Bouncing Back After Social Media Fiascos

28 Mar

As Kevin Allen writes for PR Daily: “It seems like every day we could report on another PR crisis hitting some unfortunate brand. But what’s the real effect of these crises, and how long do they typically last? Social media monitoring company SDL took a look at three brands that faced a PR crisis since social media has become ubiquitous — United, Nestle, and Dominos — to find out how long it took each to recover. The results are compiled in the infographic below. As you can see, it took some (Nestle) longer than others to recover its positive online sentiment. But hey — at least they all recovered.”

Take a look at the infographic published by Entrepreneur.

 

5 Responses to “Bouncing Back After Social Media Fiascos”

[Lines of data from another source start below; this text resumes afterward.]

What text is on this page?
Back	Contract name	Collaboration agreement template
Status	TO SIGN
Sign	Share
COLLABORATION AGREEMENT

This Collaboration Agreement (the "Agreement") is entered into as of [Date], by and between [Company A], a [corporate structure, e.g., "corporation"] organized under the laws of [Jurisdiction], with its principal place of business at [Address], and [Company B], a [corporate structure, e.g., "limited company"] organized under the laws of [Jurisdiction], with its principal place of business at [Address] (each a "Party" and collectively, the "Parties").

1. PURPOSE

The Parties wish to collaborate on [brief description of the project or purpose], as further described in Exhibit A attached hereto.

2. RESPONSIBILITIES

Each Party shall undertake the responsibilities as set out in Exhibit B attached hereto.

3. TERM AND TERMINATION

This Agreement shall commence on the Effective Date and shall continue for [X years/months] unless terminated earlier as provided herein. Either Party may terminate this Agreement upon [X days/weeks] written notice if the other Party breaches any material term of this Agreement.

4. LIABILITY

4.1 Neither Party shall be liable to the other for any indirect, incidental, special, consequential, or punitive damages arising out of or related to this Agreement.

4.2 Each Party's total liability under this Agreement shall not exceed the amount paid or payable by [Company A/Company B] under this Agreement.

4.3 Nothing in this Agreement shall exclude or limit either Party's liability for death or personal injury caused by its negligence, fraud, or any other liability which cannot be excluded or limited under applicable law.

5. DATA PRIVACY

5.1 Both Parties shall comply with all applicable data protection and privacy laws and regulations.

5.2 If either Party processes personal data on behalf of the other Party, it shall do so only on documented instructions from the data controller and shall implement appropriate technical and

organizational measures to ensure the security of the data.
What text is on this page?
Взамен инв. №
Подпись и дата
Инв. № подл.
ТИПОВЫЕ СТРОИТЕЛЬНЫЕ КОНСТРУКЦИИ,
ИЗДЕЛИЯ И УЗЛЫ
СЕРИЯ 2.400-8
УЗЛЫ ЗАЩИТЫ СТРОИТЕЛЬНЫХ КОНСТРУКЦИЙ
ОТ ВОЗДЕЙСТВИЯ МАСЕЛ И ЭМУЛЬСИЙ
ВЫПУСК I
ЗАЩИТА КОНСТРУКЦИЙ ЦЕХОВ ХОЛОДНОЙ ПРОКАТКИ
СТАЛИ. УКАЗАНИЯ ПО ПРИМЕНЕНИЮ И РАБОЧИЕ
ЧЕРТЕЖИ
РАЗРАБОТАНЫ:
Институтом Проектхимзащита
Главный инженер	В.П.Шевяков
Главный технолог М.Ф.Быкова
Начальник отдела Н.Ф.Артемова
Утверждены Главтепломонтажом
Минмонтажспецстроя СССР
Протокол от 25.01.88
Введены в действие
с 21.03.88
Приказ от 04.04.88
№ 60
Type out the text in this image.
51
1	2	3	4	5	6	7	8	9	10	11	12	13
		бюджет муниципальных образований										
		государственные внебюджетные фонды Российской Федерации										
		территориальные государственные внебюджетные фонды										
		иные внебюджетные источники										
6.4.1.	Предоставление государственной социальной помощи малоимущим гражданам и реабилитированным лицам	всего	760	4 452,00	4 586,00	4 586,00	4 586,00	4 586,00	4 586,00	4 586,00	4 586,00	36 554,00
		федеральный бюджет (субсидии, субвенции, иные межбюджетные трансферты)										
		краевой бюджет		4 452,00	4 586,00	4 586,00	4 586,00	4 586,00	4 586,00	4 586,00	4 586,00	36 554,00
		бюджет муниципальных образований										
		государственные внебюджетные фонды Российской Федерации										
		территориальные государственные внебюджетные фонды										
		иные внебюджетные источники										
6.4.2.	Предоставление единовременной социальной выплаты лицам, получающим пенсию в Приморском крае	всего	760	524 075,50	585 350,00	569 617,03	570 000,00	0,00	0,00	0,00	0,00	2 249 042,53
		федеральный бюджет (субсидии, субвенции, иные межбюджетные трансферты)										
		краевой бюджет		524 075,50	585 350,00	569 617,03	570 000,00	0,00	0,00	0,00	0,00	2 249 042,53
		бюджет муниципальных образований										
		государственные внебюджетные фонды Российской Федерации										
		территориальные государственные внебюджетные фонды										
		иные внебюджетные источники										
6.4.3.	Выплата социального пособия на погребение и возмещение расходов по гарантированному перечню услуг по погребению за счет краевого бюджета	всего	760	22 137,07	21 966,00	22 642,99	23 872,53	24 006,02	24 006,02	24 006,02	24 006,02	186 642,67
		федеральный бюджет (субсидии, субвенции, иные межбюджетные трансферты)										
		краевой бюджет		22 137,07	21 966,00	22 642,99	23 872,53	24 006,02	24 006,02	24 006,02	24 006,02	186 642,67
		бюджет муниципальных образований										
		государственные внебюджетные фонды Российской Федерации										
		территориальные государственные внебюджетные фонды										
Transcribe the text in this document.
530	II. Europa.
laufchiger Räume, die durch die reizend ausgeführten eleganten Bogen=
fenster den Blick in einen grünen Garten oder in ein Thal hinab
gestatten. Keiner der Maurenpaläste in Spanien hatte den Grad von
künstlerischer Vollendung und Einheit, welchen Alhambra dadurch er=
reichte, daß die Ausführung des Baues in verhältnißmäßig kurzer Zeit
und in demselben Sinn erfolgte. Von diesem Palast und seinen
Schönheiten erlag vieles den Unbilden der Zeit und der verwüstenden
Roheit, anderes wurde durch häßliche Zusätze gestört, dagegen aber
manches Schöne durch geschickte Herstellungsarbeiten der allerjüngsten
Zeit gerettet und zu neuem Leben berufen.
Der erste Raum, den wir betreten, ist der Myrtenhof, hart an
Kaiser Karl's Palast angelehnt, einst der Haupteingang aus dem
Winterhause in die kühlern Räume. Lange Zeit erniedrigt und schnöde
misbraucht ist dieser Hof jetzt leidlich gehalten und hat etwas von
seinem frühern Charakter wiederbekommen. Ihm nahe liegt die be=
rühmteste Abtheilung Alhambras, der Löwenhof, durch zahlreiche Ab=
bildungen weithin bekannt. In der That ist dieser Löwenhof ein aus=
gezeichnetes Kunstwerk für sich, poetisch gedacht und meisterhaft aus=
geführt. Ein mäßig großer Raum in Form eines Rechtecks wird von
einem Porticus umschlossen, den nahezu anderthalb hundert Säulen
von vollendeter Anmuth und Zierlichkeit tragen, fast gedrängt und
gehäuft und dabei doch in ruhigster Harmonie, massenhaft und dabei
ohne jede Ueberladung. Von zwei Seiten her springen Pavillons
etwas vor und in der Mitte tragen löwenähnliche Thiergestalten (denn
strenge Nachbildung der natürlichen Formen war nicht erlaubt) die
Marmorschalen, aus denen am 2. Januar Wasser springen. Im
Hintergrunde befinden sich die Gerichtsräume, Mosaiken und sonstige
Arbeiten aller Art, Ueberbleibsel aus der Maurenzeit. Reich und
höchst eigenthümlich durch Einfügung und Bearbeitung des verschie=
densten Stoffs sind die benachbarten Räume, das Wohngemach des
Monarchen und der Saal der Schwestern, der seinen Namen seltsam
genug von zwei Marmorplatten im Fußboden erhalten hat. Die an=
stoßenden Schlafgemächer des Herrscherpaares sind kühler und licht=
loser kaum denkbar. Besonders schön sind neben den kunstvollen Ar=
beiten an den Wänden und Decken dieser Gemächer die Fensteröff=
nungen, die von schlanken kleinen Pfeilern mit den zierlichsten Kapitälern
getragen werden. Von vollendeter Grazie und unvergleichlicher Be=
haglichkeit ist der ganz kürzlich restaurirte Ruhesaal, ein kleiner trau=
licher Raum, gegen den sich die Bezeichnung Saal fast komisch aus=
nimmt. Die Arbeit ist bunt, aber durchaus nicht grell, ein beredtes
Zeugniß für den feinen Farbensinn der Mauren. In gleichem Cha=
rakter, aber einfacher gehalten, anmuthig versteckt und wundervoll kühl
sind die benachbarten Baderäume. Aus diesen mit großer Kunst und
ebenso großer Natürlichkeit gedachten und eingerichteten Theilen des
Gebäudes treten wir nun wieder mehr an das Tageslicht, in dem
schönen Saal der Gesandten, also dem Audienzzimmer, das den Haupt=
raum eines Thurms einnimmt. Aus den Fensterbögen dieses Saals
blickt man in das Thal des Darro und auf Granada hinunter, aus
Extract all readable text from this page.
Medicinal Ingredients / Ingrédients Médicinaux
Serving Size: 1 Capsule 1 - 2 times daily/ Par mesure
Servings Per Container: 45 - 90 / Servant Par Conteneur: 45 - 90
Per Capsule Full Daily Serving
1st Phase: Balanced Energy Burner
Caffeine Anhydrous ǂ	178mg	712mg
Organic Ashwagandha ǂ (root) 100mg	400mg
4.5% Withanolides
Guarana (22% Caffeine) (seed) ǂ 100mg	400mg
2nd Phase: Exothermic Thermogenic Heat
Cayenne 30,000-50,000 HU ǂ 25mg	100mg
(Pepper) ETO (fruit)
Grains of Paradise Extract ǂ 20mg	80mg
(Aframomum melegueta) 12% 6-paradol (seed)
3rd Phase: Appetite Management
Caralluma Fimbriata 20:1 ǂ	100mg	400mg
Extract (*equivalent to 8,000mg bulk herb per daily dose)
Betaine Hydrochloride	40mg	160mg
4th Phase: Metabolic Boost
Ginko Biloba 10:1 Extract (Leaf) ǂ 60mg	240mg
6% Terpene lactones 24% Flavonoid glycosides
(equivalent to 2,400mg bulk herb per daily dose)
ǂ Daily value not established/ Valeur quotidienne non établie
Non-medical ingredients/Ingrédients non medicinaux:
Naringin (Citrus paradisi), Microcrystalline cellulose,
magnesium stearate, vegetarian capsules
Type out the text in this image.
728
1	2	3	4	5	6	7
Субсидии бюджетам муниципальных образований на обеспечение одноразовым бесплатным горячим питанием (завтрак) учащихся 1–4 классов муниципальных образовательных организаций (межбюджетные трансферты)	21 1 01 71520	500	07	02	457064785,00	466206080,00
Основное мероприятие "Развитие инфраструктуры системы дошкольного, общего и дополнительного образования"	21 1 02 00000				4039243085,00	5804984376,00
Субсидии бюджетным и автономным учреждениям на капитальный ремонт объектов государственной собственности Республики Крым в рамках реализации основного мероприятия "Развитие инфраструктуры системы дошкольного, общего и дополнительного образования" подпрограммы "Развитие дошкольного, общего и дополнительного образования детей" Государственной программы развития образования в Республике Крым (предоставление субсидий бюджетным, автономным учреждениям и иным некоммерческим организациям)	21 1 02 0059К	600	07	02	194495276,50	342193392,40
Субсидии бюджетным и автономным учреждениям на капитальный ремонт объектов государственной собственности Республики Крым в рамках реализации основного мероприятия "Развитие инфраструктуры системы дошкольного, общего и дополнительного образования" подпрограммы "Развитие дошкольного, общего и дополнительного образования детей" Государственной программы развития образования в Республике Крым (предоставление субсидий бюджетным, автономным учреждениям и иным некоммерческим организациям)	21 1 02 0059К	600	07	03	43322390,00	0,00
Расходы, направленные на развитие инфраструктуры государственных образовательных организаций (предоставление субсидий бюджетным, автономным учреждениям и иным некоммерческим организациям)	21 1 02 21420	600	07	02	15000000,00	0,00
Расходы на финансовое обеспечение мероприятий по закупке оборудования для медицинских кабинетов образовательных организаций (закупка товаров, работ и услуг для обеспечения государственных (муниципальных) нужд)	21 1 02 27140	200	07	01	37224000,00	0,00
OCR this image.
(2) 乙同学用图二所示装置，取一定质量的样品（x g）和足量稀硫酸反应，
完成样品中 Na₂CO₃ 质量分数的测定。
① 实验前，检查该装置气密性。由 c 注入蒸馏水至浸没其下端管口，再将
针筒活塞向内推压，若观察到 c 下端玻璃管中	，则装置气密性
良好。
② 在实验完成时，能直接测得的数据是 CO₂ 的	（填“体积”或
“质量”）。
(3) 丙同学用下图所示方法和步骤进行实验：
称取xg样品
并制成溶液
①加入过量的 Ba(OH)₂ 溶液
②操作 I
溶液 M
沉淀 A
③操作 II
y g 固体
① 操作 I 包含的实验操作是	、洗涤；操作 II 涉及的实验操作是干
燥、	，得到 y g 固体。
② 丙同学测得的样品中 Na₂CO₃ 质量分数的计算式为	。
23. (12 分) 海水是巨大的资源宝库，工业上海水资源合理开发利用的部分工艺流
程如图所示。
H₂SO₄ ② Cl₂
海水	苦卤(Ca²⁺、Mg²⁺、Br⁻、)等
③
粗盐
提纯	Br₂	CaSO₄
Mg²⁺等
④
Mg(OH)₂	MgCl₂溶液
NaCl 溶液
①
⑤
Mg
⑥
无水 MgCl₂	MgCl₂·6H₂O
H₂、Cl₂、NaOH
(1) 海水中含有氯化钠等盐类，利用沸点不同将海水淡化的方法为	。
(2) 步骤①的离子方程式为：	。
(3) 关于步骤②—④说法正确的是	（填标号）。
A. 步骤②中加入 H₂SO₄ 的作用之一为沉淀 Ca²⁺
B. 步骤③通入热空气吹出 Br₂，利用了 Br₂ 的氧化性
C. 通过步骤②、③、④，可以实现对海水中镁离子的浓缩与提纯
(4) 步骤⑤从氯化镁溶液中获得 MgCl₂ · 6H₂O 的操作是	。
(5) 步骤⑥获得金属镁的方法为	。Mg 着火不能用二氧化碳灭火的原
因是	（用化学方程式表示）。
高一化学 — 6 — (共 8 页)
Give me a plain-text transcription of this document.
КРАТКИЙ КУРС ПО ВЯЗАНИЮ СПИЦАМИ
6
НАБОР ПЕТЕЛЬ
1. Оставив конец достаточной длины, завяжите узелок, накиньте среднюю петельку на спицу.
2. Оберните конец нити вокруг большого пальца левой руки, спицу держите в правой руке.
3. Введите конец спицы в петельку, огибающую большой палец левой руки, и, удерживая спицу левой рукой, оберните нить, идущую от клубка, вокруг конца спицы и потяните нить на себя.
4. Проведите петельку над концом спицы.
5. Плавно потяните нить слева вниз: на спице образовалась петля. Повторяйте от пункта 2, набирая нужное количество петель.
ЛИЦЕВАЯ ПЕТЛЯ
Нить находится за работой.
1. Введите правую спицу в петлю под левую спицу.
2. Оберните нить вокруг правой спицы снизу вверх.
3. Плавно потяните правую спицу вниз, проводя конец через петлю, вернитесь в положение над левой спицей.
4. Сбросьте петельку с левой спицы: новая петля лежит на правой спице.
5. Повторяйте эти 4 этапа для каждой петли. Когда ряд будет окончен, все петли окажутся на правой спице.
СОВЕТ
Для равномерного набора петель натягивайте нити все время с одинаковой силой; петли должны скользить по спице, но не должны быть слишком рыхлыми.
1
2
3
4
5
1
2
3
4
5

  1. Steven Michel March 28, 2013 at 4:38 pm #

    The Nestle, Dominos, and United examples show how a company can make terrible PR moves, and what they do afterwards to try and save face. Internet mentions and activity can make stories spread like wildfire, so how fast or how much the company can recover is important. For instance, Nestle’s attempt to censor their mistake, rather than accept it and act upon it like the other two, caused them to take much longer to recover from the crisis.

  2. Steven Nadraus March 28, 2013 at 6:55 pm #

    I find this information really interesting. The number of complaints on social media sites can indicate a problem within the company. In these new times, a company can use this to it’s benefit; they are able to respond quicker to potential problems. It also shows that companies that are receptive to criticism recover faster than those who don’t pay attention to it.

  3. taylor basile April 2, 2013 at 4:02 pm #

    I find these graphs very interesting. I think that all of the companies had a big crisis to deal with, but they all dealt with matters differently. Nestle, in my opinion, had the biggest crisis. They also took longer to respond to the problem, so they recovered slower than United and Dominos. Dominos took initiative quickly and aired an apology video, and took legal action. this was very smart of dominos because it showed the consumers that they took care of the issue, and that it wont be happening again. United solved their problem by giving out Starbucks gift cards, which made consumers happier. I think that united should have reimbursed the person for the guitar, and the issue would have been solved.

  4. Jeremy M April 7, 2013 at 11:32 pm #

    It is great to see that companies try to do things to make things right (Dominoes, United) and listen to their customers’ complaints. It is important to realize how fast information can spread on social media websites and how powerful of a tool social media can be to spread information (whether good or bad). A company that reacts quicker to negative PR will earn the respect of their customers back sooner. Everyone makes mistakes and if you (as a company) acknowledge a mistake and try to make up for your error, people will continue to buy your services and products because they will trust you.

  5. Line-Ariel Bretous April 22, 2013 at 11:21 pm #

    It’s important for companies to build customer loyalty through follow ups and after care once a service/good has been purchased. Not only should companies empower their employees to go above and beyond for the customer but companies should be accountable for their actions at all times. As for Nestle, trying to cover up their mistake….it’s understandable given that it makes them lose money…but then again why make promises they cant keep on the nature of a product…. Thankfully they were able to bounce back from it but they shouldn’t have had to in the first place.